Передернул плечами, его не поймешь и не проймешь.
— Павел Дмитриевич!
— Миф. У каждого народа свой, у нас Перуны…
— А Борис и Глеб?
— При чем тут…
— Она права, — перебил Сашка. — Русские мученики за веру Христову — здесь прямая связь.
— Ну, за веру, не за веру — вопрос темный, — заговорил Иван Александрович. — А вот что их канонизация закрепила в русских соблазн смирения — это да.
— Но ведь наши Борис и Глеб воевали на гражданской, вы же помните, Иван Александрович?
— Воевали, но Россию отдали, царя отдали.
Поль спросила быстро:
— Разве смирение может стать соблазном?
Он отвечал учтиво и мягко:
— Может, Полина Николаевна. Нельзя же непрерывным потоком, покорно идти на заклание.
— Стало быть, бунт?
— Скажем мягче: бой.
— А как же Христос?
— Вот и я не понимаю, — вмешалась Лиза. — Если Он Сын Божий — Ему б только пальцем шевельнуть: и все б вздрогнули — и солдаты, и жрецы.

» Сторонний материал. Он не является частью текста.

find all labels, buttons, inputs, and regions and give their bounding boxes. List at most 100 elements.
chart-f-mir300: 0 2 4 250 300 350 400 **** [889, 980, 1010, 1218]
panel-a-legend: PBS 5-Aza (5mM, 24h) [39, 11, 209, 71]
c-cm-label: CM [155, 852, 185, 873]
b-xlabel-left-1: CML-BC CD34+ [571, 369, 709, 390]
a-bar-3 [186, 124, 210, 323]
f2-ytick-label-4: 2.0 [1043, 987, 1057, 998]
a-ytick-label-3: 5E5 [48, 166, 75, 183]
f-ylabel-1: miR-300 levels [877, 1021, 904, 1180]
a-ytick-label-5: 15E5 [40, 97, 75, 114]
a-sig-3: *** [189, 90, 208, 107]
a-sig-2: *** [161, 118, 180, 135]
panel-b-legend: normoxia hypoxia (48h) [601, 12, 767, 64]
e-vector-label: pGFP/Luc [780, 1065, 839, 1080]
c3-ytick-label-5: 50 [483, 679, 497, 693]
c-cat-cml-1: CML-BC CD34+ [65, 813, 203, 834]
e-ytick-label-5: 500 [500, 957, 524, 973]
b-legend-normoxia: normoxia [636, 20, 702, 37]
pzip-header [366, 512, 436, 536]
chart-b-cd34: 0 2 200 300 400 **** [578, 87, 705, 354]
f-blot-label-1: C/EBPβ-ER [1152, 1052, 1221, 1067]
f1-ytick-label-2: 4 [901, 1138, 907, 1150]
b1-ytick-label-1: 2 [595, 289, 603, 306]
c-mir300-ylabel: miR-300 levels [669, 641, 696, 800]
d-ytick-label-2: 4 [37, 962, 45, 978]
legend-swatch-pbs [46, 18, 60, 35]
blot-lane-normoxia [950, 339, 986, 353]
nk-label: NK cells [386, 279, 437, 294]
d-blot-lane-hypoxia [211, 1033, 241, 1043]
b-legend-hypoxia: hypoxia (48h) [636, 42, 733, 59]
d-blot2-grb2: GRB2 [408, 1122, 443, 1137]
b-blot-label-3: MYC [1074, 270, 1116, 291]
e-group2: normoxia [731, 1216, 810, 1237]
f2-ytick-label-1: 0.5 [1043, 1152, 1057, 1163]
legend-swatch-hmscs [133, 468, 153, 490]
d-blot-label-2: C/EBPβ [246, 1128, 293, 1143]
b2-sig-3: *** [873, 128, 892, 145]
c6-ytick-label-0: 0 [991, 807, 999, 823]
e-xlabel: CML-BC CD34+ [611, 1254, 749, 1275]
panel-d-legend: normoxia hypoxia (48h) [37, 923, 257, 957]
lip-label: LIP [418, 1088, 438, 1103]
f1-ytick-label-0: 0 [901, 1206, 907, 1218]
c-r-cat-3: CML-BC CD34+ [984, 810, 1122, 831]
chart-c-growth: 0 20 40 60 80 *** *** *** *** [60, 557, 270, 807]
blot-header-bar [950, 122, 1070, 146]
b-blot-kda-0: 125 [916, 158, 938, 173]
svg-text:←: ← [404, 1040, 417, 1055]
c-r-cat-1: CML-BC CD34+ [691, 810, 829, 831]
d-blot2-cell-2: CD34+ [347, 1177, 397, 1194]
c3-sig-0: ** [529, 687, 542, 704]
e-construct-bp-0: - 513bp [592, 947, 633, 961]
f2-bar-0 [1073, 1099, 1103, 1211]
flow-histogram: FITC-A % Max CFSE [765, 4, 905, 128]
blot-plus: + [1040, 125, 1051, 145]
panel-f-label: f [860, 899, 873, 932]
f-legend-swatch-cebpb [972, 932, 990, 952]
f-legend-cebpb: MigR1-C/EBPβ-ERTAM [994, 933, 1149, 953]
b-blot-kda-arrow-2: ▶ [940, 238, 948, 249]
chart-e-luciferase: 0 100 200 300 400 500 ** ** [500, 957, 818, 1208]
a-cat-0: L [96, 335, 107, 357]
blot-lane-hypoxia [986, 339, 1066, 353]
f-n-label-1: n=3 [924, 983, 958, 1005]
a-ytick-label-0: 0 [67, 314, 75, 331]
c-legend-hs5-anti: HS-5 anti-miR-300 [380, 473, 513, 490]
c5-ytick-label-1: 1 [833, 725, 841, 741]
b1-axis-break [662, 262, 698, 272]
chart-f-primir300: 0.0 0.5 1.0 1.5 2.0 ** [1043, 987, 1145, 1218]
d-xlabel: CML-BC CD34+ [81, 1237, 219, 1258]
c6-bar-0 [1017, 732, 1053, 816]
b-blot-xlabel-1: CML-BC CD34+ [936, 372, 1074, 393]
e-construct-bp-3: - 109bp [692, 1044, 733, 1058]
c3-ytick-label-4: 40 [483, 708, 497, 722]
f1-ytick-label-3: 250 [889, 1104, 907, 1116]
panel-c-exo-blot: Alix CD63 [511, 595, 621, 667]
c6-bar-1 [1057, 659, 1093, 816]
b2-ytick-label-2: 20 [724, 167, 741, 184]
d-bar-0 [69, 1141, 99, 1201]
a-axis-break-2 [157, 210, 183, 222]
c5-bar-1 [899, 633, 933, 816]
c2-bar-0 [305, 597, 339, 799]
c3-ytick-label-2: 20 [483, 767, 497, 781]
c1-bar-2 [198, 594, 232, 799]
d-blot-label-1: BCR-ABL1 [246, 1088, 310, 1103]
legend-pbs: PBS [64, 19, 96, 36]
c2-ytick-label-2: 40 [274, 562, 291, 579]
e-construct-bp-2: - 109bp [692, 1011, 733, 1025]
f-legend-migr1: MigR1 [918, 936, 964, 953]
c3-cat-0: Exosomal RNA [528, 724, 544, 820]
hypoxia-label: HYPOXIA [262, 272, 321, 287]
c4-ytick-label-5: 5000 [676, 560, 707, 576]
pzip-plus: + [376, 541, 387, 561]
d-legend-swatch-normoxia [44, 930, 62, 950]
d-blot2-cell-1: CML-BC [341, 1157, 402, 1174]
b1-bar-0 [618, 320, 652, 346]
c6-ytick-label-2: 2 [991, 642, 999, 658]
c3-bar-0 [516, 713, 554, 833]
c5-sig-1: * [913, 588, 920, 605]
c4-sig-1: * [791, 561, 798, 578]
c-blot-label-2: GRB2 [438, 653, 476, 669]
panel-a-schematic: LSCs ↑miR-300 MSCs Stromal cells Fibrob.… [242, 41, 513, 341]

— Это да, — согласился Вэлос. — Он был мощный экстрасенс. Но! Он собирал силы для более грандиозной мистерии. Победить после смерти — это уникально, это действует до сих пор. Ну, там заповеди, проповеди, исцеления — поверьте, не штука. А вот попробуй воскресни во плоти! У сатаны не получается — пока. Получаются вурдалаки, упыри, призраки, перевертыши, НЛО по-современному. То есть неполноценные, уродцы. Их не выпустишь на прямой бой — только подкопом. Но дело совершенствуется, совершенствуется, материал податлив, правда, Иван Александрович?
— Податлив. Скоро человеку негде будет жить на земле.
— Но куда смотрит Иисус?! — воскликнула Лиза. — Если Он есть. Он мог бы перевести людей на другую планету.
Иван Александрович усмехнулся:
— Чтоб мы весь космос загадили? И так уж… Нет, догнием тут.
— Не догнием, — сказал Сашка уверенно. — Будет бой. Скажи, Митя?
Символист встрепенулся.
— За воинов! За Бориса и Глеба, и философа на рассвете, за рыцаря милитаризма и Ледяной поход. И за солдатиков во второй мировой, да, Павел Дмитриевич? И так далее, и так далее, и так далее. Словом, за всадника Апокалипсиса! Выбирайте любого из четырех. Ты, Митя?
— За Первого. Логоса. Иисуса Христа.
Он не любит говорить о себе, скорее молчалив (обычная реакция: «Ах, пишите! Вот я вам сейчас всю жизнь свою расскажу — не поверите. Давай по первой!» — боятся забвения). Тем не менее из отдельных фраз, ответов, реплик, интонации и жеста (вдруг поднимет искореженные руки, словно защищая лицо, или мелко перекрестится), из деталей скромных, но бесценных (эти глаза видели все); а также зная бесовскую походочку эпохи по мертвым телам и живым; а также владея даже скудной слезой воображения — можно набросать набросок.